Dans le cadre de ce Sommet a ainsi été présenté aux chefs de gouvernements des pays des Balkans occidentaux ce projet de longue date initié par la société civile des Balkans en coopération et avec le soutien de l’OFAJ. Ce projet consiste en la création d’un Office Régional de Coopération pour la Jeunesse des Balkans, inspiré du projet Franco-Allemand, fondé par le Traité de l’Elysée conclu par De Gaulle et Adenauer en 1963. L’Office Franco-Allemand pour la Jeunesse a été créé dans le but de rapprocher les sociétés civiles française et allemande par l’échange de jeunes, un objectif que l’on peut qualifier aujourd’hui d’accompli, soit juste un peu plus de 50 ans plus tard. Depuis cette date, quelques autres offices façonnés sur l’exemple Franco-Allemand ont vu le jour comme l’Office Germano-Polonais pour la Jeunesse ou l’Office Franco-Québécois pour la Jeunesse, mais aussi le Secrétariat pour la Jeunesse des pays de la mer du Nord et le centre de Coordination Germano-Tchèque pour les Echanges de Jeunesse. Tout cela bien avant la création d’Erasmus et dans le but de supprimer les mythes nationalistes et souvent antagonistiques d’après guerre, spécifiques à certaines régions d’Europe.

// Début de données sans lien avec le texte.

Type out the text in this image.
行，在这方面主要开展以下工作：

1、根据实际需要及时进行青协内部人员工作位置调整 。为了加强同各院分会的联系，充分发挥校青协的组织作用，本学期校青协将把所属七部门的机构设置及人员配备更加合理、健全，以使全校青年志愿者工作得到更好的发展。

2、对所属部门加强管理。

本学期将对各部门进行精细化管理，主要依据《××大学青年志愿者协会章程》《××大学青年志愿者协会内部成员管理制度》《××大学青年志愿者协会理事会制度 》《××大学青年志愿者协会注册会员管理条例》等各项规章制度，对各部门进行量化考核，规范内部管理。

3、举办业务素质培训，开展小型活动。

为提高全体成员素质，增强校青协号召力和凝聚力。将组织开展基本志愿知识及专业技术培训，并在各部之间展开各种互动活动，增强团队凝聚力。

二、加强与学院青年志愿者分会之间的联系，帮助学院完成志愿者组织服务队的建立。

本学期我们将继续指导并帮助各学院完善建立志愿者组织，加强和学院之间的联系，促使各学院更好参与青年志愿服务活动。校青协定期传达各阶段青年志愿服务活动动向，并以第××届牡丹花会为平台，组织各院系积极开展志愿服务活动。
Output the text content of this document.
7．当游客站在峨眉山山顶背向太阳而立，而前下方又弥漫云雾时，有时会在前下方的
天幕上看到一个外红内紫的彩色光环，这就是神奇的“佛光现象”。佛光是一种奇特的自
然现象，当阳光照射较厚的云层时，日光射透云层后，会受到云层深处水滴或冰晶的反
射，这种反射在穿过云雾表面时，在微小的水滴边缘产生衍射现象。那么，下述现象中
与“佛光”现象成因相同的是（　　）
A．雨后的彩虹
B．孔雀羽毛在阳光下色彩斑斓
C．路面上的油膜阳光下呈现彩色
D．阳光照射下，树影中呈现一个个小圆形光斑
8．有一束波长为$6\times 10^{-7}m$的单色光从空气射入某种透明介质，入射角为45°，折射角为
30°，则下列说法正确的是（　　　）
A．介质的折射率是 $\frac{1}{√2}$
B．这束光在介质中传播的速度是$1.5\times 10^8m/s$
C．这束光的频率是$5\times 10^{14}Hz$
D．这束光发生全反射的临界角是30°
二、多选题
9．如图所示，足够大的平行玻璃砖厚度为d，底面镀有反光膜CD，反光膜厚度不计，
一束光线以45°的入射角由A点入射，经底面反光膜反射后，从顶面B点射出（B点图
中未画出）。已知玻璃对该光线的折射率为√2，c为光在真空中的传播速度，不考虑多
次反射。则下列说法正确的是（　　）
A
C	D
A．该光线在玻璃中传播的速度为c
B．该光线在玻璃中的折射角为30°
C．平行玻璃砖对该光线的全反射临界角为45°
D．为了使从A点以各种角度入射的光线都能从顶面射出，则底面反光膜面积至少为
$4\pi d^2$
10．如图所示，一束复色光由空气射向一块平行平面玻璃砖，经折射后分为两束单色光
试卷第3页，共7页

Ce projet d’un nouvel Office pour les Balkans se façonne aujourd’hui grâce au retour d’expériences de chacune de ces organisations pour la Jeunesse, ainsi que grâce à l’étroite collaboration des représentants des agences nationales et des ministères de la jeunesse de chacun des pays concernés de la région des Balkans occidentaux. Ces derniers se sont rencontrés au cours de plusieurs missions et séminaires soutenus par l’OFAJ au cours de l’année 2015, menés par Frank Morawietz de l’OFAJ et Bujar Luma du Center for Balkan Cooperation LOJA. Ce projet d’Office fut également souhaité par de nombreuses organisations de la société civile de Balkans, qui souhaitent en finir avec l’atmosphère nationaliste dangereusement grandissante au sein des pays de l’ex-Yougoslavie.

Les représentants des agences et ministères pour la Jeunesse des Balkans, et les représentants de l'OFAJ, l'Office Germano Polonais pour la Jeunesse et le Centre de Coordination Germano-Tchèque pour les échanges de Jeunesse Image: Christian Herrmann

Les représentants des agences et ministères pour la Jeunesse des Balkans, et les représentants de l’OFAJ, l’Office Germano Polonais pour la Jeunesse et le Centre de Coordination Germano-Tchèque pour les échanges de Jeunesse
Image: Christian Herrmann

En effet, les médias et les élites politiques jouent toujours leur popularité sur des mythes nationalistes exacerbés, rappelant la situation de la région à la veille de la guerre de 92-95. Par la création de cet Office régional, la société civile et la jeunesse sont vues comme un relai nécessaire pour établir au sein de l’opinion public un discours moins identitaire et plus tolérant, face à des élites politiques et des média qui ne semblent pas être prêts à effectuer un tel changement, qu’ils perçoivent souvent comme contraire à leurs propres intérêts.

 

Aujourd’hui le projet figure au paragraphe 32 des conclusions des présidents du Sommet de Vienne, faisant référence à une déclaration signée par les représentants de l’Albanie, de la Serbie, de la Bosnie Herzégovine, du Monténégro, de la Macédoine ainsi que du Kosovo, rendant à ce projet l’officialisation et la reconnaissance que ses porteurs attendaient.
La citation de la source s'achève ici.